See `logger.py` in examples directory.

### Log Record
`kafkaesk.ext.logging.record.factory` is a function that will return `kafkaesk.ext.logging.record.PydanticLogRecord` objects.  The `factory()` function scans through any `args` passed to a logger and checks each item to determine if it is a subclass of `pydantid.BaseModel`.  If it is a base model instance and `model._is_log_model` evaluates to `True` the model will be removed from `args` and added to `record._pydantic_data`.  After that `factory()` will use logging's existing logic to finish creating the log record.

The `factory()` function is automatically passed to `logging.setLogRecordFactory` when a `kafkaesk.ext.logging.formatter.PydanticFormatter` instance is created.

### Formatter
`kafkaesk.ext.logging.formatter.PydanticFormatter` is responsible for parsing all information in a log record and returning a `kafkaesk.logging.formatter.PydanticLogModel` instance.  The formatter will build the return message in two passes.  The first pass looks at `formatter.format_class` and attempts to create an instance of that class utilizing the log record's `__dict__`.  The second pass creates a standard dictionary from all models present in a log record's `_pydantic_data` property.  These results are then merged together and used to create a new `PydanticLogModel` instance which is returned to the handler.

### Handler
This extensions ships with two handlers capable of handling `kafkaesk.ext.logging.formatter.PydanticLodModel` classes: `kafakesk.ext.logging.handler.PydanticStreamHandler` and `kafkaesk.ext.logging.handler.PydanticKafkaeskHandler`.  

The stream handler is a very small wrapper around `logging.StreamHandler`, the signature is the same, the only difference is that the handler will attempt to convert any pydantic models it receives to a json string.

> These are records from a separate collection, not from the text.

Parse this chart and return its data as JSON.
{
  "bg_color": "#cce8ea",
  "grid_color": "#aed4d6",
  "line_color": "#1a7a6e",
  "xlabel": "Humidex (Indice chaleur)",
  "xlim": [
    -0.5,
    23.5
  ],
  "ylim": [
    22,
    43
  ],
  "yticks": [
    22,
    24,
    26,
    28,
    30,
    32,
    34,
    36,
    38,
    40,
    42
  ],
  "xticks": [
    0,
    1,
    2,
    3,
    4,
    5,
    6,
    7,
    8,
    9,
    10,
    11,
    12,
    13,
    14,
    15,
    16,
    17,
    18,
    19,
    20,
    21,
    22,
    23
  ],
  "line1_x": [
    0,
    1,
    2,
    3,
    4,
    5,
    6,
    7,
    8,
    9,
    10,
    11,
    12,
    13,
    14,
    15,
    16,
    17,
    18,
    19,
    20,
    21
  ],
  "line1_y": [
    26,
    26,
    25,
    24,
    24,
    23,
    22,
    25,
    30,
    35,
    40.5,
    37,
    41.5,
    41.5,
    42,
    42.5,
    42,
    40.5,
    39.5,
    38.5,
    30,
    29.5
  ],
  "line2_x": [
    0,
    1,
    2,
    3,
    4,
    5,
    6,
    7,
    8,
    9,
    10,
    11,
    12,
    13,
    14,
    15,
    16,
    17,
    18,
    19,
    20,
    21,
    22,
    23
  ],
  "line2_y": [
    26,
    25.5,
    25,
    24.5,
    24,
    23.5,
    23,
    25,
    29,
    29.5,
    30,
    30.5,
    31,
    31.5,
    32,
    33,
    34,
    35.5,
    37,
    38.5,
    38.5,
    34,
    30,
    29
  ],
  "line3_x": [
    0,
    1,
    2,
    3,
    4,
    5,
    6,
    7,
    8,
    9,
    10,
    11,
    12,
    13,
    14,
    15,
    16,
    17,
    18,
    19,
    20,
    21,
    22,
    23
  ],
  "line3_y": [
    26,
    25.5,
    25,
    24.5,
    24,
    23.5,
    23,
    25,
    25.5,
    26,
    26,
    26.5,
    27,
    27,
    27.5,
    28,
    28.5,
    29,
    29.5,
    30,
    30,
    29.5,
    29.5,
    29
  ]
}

The kafkaesk handler has a few more bits going on in the background.  The handler has two required inputs, a `kafkaesk.app.Application` instance and a stream name.  Once initialized any logs emitted by the handler will be saved into an internal queue.  There is a worker task that handles pulling logs from the queue and writing those logs to the specified topic.

# Features

(or a todo here)

- [x] worker
- [ ] service to inspect stats
- [ ] be able to handle manual commit use-case
- [ ] be able to reject commit/abort message handling
- [ ] prometheus

# Naming things

It's hard and "kafka" is already a fun name. Hopefully this library isn't literally "kafkaesque" for you.